Menurut dia, pengembangan studi ekonomi-politik berdampak besar pada perkembangan masyarakat karena menyangkut kerja ekonomi, konsekuensi sosial dari aktivitas ekonomi, serta tindakan pemerintah mempengaruhi kinerja ekonomi dan struktur institusional dari pemerintah.

“Selama lebih dari dua dasawarsa terakhir ini Hallsworth Fellowship cukup bergengsi di dunia dan menarik minat para peneliti, namun yang menerimanya harus melakukan penelitian di Universitas Manchester,” tutur Yanuar.

Kajiannya tentang inovasi di sektor ketiga, yaitu non-pemerintah, non-bisnis, dilakukannya di Manchester Business School. Kajian tersebut dipandang oleh Komite Hallsworth mempunyai dampak besar terhadap ekonomi-politik di negara berkembang maupun di negara maju.

“Hallsworth Fellowship Award” merupakan skema penghargaan dan pengakuan atas capaian akademik yang dirintis Profesor H. M. Hallsworth tahun 1944 untuk mengembangkan studi ekonomi-politik. Berdasarkan catatan Universitas Manchester, Yanuar adalah warga Asia Tenggara pertama yang menerima “Hallsworth Fellowship Award” sejak diberikan pertama kali pada 1944 silam.

Tahun ini, lebih dari 400 kandidat “Hallsworth Fellowship Award” datang dari seluruh penjuru dunia, termasuk Kanada, Amerika Serikat, Jepang, dan negara-negara di Eropa, termasuk Inggris.

Pada umumnya, penerima penghargaan tersebut berasal dari negara-negara maju. Laksana “bintang baru”, pada 2010 inilah kali pertama penghargaan tersebut jatuh ke tangan seorang peneliti dari negara berkembang seperti Indonesia.

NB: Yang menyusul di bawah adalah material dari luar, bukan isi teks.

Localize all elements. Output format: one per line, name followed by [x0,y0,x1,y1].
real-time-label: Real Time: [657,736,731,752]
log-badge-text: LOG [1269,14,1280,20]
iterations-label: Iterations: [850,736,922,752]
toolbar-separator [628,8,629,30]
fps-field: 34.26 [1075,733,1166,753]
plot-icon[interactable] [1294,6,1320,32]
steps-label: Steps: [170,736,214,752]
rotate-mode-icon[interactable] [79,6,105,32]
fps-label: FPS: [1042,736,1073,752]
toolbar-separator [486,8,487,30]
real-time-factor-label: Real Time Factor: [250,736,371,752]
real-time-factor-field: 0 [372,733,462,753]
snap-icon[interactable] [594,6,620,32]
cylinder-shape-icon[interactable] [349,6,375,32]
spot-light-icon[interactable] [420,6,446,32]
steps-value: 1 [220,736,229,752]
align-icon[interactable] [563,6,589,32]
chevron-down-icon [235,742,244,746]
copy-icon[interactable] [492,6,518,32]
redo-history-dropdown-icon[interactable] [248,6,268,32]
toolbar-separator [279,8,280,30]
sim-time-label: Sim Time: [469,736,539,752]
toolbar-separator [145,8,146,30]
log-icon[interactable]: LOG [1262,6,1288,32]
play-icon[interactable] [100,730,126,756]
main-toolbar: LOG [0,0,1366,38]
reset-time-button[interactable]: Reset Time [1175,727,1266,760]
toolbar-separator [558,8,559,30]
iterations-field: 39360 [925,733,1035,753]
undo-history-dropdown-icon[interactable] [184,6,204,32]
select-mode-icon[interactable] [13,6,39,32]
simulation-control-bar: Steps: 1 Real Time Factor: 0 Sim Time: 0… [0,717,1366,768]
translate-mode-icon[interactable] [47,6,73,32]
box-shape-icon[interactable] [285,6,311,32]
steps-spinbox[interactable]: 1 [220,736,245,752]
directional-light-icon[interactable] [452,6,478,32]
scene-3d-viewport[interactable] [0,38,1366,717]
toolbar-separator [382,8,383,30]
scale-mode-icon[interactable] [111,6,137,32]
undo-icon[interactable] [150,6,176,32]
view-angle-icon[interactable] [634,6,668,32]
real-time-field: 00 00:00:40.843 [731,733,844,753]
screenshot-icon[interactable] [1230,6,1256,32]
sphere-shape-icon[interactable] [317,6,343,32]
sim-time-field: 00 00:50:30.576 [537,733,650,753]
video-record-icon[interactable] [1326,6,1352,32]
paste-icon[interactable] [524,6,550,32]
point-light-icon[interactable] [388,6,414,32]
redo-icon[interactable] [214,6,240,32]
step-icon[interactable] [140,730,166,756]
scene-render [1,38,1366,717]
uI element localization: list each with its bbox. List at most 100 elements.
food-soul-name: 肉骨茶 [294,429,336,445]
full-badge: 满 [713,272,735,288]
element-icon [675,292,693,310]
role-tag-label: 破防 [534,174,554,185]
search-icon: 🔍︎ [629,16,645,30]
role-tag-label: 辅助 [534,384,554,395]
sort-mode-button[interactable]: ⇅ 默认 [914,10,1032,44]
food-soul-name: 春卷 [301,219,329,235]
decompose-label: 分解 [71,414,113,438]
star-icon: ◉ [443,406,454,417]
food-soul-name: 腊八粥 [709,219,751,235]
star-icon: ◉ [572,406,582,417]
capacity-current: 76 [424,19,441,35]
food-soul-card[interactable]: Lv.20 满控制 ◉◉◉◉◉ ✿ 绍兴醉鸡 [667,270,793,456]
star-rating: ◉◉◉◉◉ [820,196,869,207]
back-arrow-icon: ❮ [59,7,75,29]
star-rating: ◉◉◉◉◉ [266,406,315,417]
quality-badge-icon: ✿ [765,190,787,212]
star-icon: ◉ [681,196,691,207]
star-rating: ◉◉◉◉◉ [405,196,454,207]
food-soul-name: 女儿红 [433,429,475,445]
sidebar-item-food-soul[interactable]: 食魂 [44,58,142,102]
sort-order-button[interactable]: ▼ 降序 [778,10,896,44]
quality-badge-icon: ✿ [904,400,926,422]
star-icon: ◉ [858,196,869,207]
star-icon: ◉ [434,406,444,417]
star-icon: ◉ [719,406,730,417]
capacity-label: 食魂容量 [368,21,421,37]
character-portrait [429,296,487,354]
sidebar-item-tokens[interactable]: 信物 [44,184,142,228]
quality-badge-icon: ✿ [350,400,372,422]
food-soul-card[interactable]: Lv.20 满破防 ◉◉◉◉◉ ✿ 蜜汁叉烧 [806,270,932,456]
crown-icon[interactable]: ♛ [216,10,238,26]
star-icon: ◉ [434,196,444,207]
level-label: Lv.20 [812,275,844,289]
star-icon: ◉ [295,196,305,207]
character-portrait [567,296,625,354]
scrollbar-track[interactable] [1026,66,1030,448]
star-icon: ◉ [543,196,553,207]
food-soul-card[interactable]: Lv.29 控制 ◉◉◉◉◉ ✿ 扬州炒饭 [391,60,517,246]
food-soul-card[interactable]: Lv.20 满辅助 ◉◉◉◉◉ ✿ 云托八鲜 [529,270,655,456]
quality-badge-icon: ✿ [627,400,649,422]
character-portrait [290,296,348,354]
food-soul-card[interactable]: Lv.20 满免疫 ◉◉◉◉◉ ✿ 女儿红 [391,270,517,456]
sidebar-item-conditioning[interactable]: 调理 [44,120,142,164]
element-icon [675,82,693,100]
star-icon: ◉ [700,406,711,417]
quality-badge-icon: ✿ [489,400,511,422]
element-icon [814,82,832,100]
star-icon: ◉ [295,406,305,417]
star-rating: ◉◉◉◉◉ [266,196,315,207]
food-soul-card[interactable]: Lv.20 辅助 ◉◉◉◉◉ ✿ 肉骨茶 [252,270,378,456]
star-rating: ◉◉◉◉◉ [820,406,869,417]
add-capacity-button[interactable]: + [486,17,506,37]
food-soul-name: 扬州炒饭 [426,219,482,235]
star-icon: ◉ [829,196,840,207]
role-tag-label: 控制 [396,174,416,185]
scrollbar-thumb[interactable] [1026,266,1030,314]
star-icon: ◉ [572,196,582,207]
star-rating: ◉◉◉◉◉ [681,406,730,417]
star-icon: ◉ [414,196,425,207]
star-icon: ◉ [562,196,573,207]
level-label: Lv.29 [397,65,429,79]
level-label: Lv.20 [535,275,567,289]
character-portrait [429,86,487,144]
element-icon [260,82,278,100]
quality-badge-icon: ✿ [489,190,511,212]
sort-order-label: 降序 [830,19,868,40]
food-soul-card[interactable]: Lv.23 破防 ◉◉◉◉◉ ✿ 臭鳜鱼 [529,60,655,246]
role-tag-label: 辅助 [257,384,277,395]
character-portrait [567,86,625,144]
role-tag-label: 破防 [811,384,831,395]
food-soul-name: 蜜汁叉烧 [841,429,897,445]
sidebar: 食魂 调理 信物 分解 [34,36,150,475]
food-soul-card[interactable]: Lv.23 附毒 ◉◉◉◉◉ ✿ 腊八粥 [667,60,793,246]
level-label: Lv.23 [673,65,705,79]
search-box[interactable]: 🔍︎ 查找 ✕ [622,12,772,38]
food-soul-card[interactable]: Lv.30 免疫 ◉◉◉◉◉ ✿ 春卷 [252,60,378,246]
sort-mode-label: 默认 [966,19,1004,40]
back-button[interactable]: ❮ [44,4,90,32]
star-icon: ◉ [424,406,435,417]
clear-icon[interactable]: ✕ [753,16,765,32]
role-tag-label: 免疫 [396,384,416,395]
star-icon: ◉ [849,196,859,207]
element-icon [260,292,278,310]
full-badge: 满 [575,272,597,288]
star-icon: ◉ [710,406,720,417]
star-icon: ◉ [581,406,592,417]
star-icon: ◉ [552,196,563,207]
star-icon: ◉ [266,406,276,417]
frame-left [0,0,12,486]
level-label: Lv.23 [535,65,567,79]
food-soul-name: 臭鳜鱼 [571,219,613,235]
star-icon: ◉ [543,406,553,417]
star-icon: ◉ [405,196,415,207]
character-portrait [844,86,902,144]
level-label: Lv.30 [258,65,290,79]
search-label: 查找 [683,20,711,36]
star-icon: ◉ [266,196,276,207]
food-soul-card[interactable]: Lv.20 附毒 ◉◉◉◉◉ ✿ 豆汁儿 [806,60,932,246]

Tercatat, selama di Manchester sampai saat ini, Yanuar telah terlibat dalam lebih dari 17 penelitian yang didanai oleh Dewan Riset Eropa, Dewan Riset Inggris, dan Dirjen Riset Uni Eropa. Kajian-kajiannya banyak berfokus pada bidang inovasi dan keberlanjutan (Innovation and Sustainability).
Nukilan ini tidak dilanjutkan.